J Pathol Inform. 2023 Mar 21:14:100306. doi: 10.1016/j.jpi.2023.100306. eCollection 2023.

Abstract

Histopathology whole slide images (WSIs) are being widely used to develop deep learning-based diagnostic solutions, especially for precision oncology. Most of these diagnostic softwares are vulnerable to biases and impurities in the training and test data which can lead to inaccurate diagnoses. For instance, WSIs contain multiple types of tissue regions, at least some of which might not be relevant to the diagnosis. We introduce HistoROI, a robust yet lightweight deep learning-based classifier to segregate WSI into 6 broad tissue regions-epithelium, stroma, lymphocytes, adipose, artifacts, and miscellaneous. HistoROI is trained using a novel human in-the-loop and active learning paradigm that ensures variations in training data for labeling efficient generalization. HistoROI consistently performs well across multiple organs, despite being trained on only a single dataset, demonstrating strong generalization. Further, we have examined the utility of HistoROI in improving the performance of downstream deep learning-based tasks using the CAMELYON breast cancer lymph node and TCGA lung cancer datasets.
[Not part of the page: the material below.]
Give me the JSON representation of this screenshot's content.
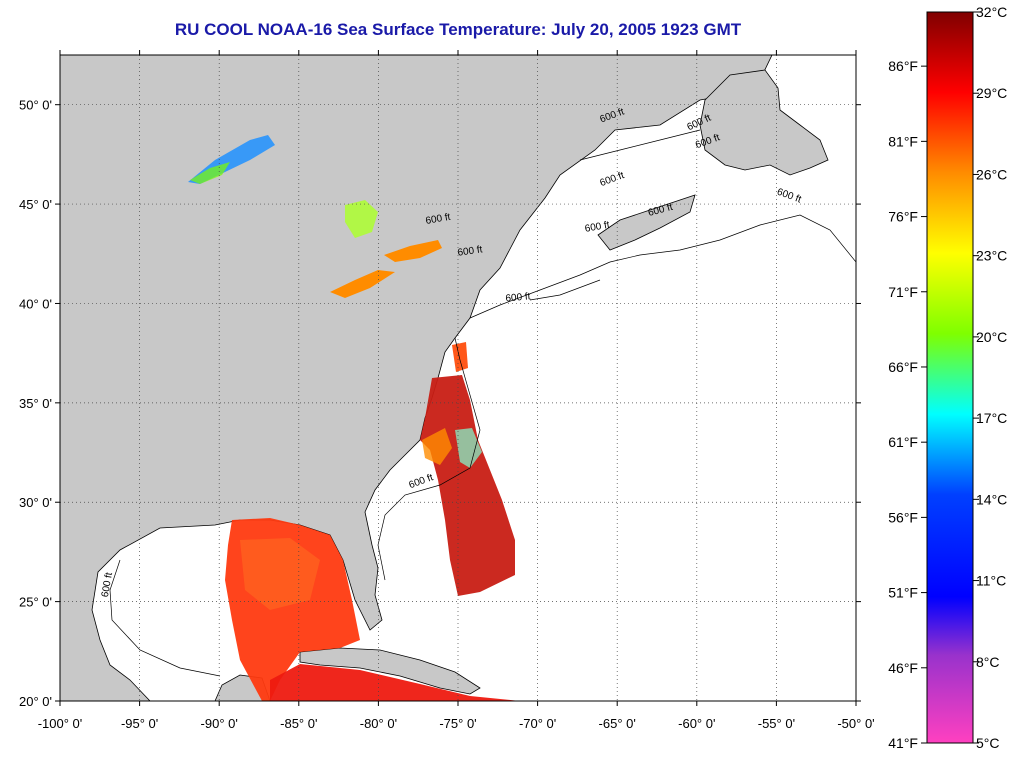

For the former dataset, the area under the receiver operating characteristic curve (AUC) for metastasis versus normal tissue of a neural network trained using weakly supervised learning increased from 0.88 to 0.92 by filtering the data using HistoROI. Similarly, the AUC increased from 0.88 to 0.93 for the classification between adenocarcinoma and squamous cell carcinoma on the lung cancer dataset. We also found that the performance of the HistoROI improves upon HistoQC for artifact detection on a test dataset of 93 annotated WSIs. The limitations of the proposed model are analyzed, and potential extensions are also discussed.

Keywords: Generalization; Quality control; WSI pre-processing; Weakly supervised learning.